Aligned with that requirement is a third bullet for decision-makers: “assure that subjectivity in quality risk management activities is controlled and minimised, to facilitate scientifically robust risk-based decision making.”
Solid additions, if a bit high level. A topic of some interest on this blog, recognizing the impact of subjectivity is critical to truly developing good risk management.
Expect to start getting questions on how you acknowledge, anticipate and address subjectivity. It will take a few years for this to work its way through the various inspectorates after approval, but it will. There are various ways to crack this, but it will require both training and tools to make it happen. It also reinforces the need for well-trained facilitators.
5.1 Formality in Quality Risk Management
“The degree of rigor and formality of quality risk management should reflect available knowledge and be commensurate with the complexity and/ or criticality of the issue to be addressed.”
That statement in Q9 has long been a nugget of long debate, so it is good to see section 5.1 added to give guidance on how to implement it, utilizing 3 axis:
Uncertainty: This draft of Q9 utilizes a fairly simple definition of uncertainty and needs to be better aligned to ISO 31000. This is where I am going to definitely submit comments. Taking a straight knowledge management approach and defining uncertainty solely on lack of knowledge misses the other element of uncertainty that are important.
Importance: This was probably the critical determination folks applied to formality in the past.

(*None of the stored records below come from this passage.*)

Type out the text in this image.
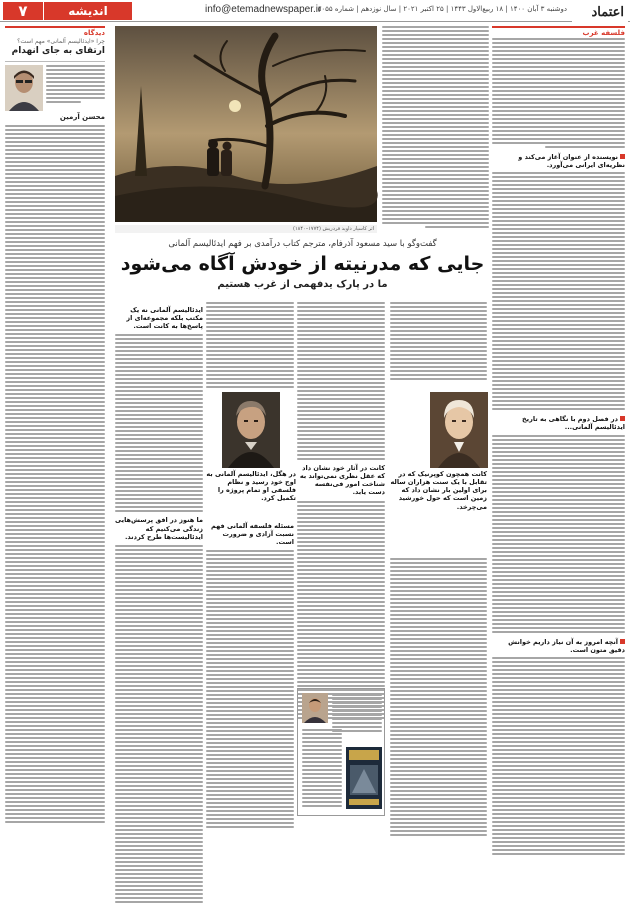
۷	اندیشه	info@etemadnewspaper.ir
دوشنبه ۳ آبان ۱۴۰۰ | ۱۸ ربیع‌الاول ۱۴۴۳ | ۲۵ اکتبر ۲۰۲۱ | سال نوزدهم | شماره ۵۰۵۵ اعتماد
دیدگاه	فلسفه غرب
چرا «ایدئالیسم آلمانی» مهم است؟
ارتقای به جای انهدام
محسن آرمین
اثر کاسپار داوید فردریش (۱۷۷۴–۱۸۴۰)
گفت‌وگو با سید مسعود آذرفام، مترجم کتاب درآمدی بر فهم ایدئالیسم آلمانی
جایی که مدرنیته از خودش آگاه می‌شود
ما در پارک یدفهمی از غرب هستیم
ایدئالیسم آلمانی نه یک مکتب بلکه مجموعه‌ای از پاسخ‌ها به کانت است.
ما هنوز در افق پرسش‌هایی زندگی می‌کنیم که ایدئالیست‌ها طرح کردند.
مسئله فلسفه آلمانی فهم نسبت آزادی و ضرورت است.
کانت در آثار خود نشان داد که عقل نظری نمی‌تواند به شناخت امور فی‌نفسه دست یابد.
کانت همچون کوپرنیک که در تقابل با یک سنت هزاران ساله برای اولین بار نشان داد که زمین است که حول خورشید می‌چرخد.
در هگل، ایدئالیسم آلمانی به اوج خود رسید و نظام فلسفی او تمام پروژه را تکمیل کرد.
نویسنده از عنوان آغاز می‌کند و نظریه‌ای ایرانی می‌آورد.
در فصل دوم با نگاهی به تاریخ ایدئالیسم آلمانی...
آنچه امروز به آن نیاز داریم خوانش دقیق متون است.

Complexity: Not much said on complexity, which is worrisome because this is a tough one to truly analyze. It requires system thinking, and a ot of folks really get complicated and complex confused.
This section is important, the industry needs it as too many companies have primitive risk management approaches because they shoe-horn everything into a one size fits all level of formality and thus either go overboard or do not go far enough. But as written this draft of Q9 is a boon to consultants.
We then go on to get just how much effort should go into higher formality versus lower level of formality which boils down to higher formality is more stand alone and lower formality happens within another aspect of the quality system.
5.2 Risk-based Decision Making
Another new section, definitely designed to align to ISO 9001-2015 thinking. Based on the level of formality we are given three types with the first two covering separate risk management activities and the third being rule-based in procedures.
6. INTEGRATION OF QUALITY RISK MANAGEMENT INTO INDUSTRY AND REGULATORY OPERATIONS
Section 6 gets new subsection “The role of Quality Risk Management in addressing Product Availability Risks,” “Manufacturing Process Variation and State of Control (internal and external),” “Manufacturing Facilities,” “Oversight of Outsourced Activities and Suppliers.” These new subsections expand on what used to be solely a list of bullet points and provide some points to consider in their topic area. They are also good things to make sure risk management is built into if not already there.
The ICH members did exactly what they told us they were going to do, and pretty much nothing else. I do not think they dealt with the issues deeply and definitively enough, and have added a whole lot of ambiguity into the guidance. which is better than being silent on the topic, but I’m hoping for a lot more.
Subjectivity, uncertainty, and formality are critical topics. Hopefully your risk management program is already taking these into account.
ICH Q9 (r1) is in step 2, which means it is out for comments.
Section 5, “Risk Management Methodology” is greatly expanded, with a discussion on just what level of formality means in risk management using three criteria of uncertainty, complexity, and importance. Section 5 then goes into risk based decision making to a greater depth than seen previously in guidances.
Section 6 is greatly expanded as well.
I need to read this in more depth before providing a deeper analysis.